Un événement qui aurait pu passer inaperçu, tant le divorce du sang semblait être consommé, va bouleverser la trajectoire de Pier et lui donner l'occasion de toucher du doigt ce qui le guide depuis toujours : à deux rue de chez lui, un clochard manchot meurt dans l'indifférence générale. Pier va apprendre que le malheureux était son père, que ce père est le frère d'un gros diamantaire belge, et le mouton noir d'une longue et prestigieuse dynastie.
Pier a grandi en marge de cette famille qui roule sur le diamant. L'éloignement, le mystère autour de l'accident qui a brisé son père n'ont eu de cesse de nourrir en lui un sentiment d'exclusion, une soif de revanche à la fois personnelle et sociale. L'enterrement du père sera le lieu des retrouvailles avec la famille.
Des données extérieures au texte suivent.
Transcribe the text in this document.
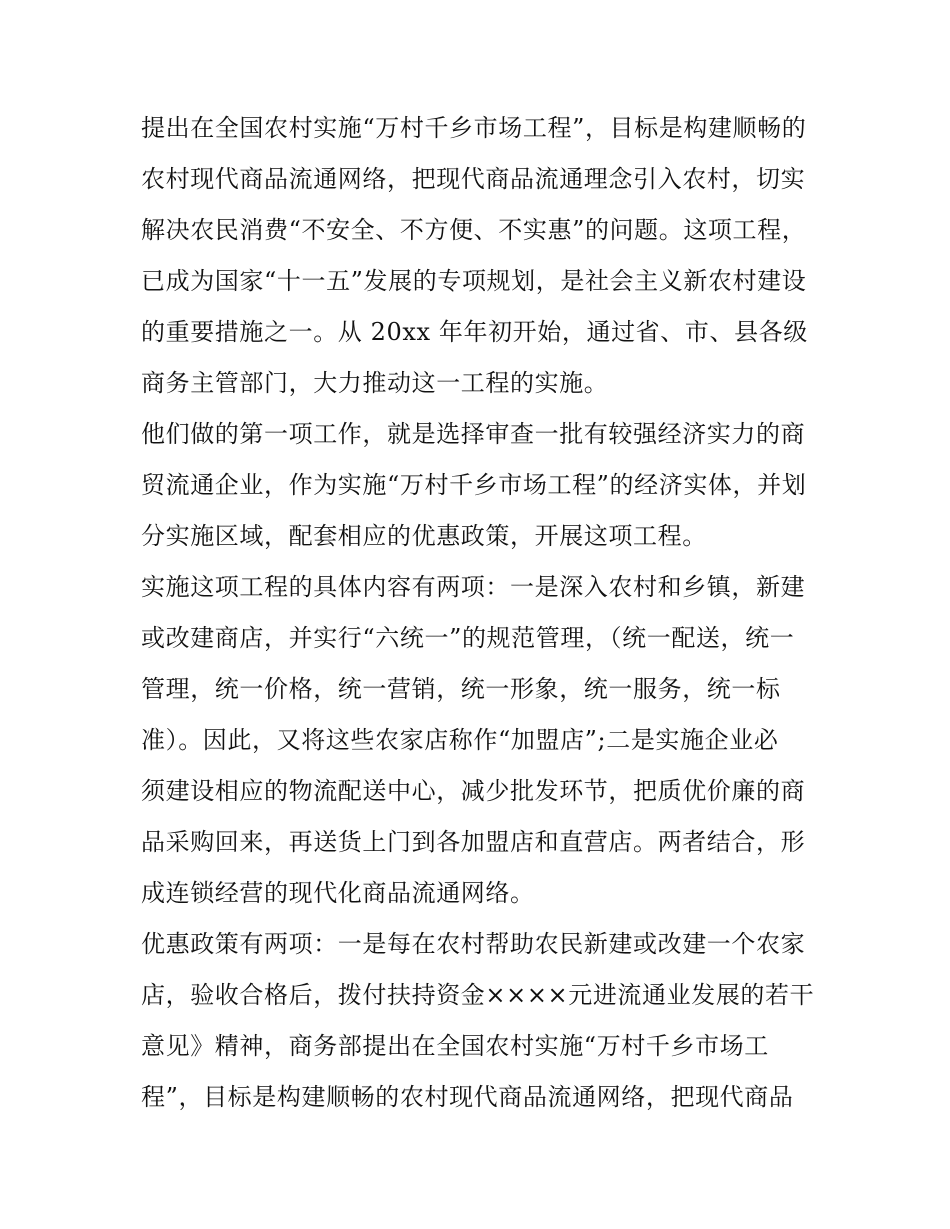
提出在全国农村实施“万村千乡市场工程”，目标是构建顺畅的
农村现代商品流通网络，把现代商品流通理念引入农村，切实
解决农民消费“不安全、不方便、不实惠”的问题。这项工程，
已成为国家“十一五”发展的专项规划，是社会主义新农村建设
的重要措施之一。从 20xx 年年初开始，通过省、市、县各级
商务主管部门，大力推动这一工程的实施。
他们做的第一项工作，就是选择审查一批有较强经济实力的商
贸流通企业，作为实施“万村千乡市场工程”的经济实体，并划
分实施区域，配套相应的优惠政策，开展这项工程。
实施这项工程的具体内容有两项：一是深入农村和乡镇，新建
或改建商店，并实行“六统一”的规范管理，（统一配送，统一
管理，统一价格，统一营销，统一形象，统一服务，统一标
准）。因此，又将这些农家店称作“加盟店”;二是实施企业必
须建设相应的物流配送中心，减少批发环节，把质优价廉的商
品采购回来，再送货上门到各加盟店和直营店。两者结合，形
成连锁经营的现代化商品流通网络。
优惠政策有两项：一是每在农村帮助农民新建或改建一个农家
店，验收合格后，拨付扶持资金××××元进流通业发展的若干
意见》精神，商务部提出在全国农村实施“万村千乡市场工
程”，目标是构建顺畅的农村现代商品流通网络，把现代商品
Sur l'invitation de son cousin Gabi, Pier se rend à Anvers pour rénover les bureaux de la firme Ullman. En bon rejeton du banni, du déchu, la place qui lui est accordée dit bien ce qu'elle veut dire : il doit tenir à sa place, à la marge de ce milieu dont il ne connait rien et dont il n'a pas les codes. Mais il va peu à peu séduire et intriguer ce clan – et en particulier son oncle, le chef vieillissant – qui, doucement, précautionneusement, lui ouvre ses portes. Il va donc avoir le « privilège » de fréquenter de près cette famille à la fois fascinante et repoussante mais surtout de découvrir un art pour lequel il va faire preuve d'un talent quasi inné.
« Tu vas là-bas pour voir, et prendre » ordonne Rachid… mais la situation devient plus complexe, les relations entre les personnages sont plus subtiles, sans cesse mouvantes. La galerie de portraits est saisissante, mais chacun des « monstres » s'humanise doucement et nous fait glisser de l'inconfort de départ vers l'empathie pour des personnages qui, chacun de leur côté, révèlent leur vérité intérieure, se laissent polir, tailler tels les diamants dont ils font marché et dont la lumière entre comme dans un miroir pour en ressortir amplifiée, décuplée pour enfin montrer toute la brillance de leurs facettes.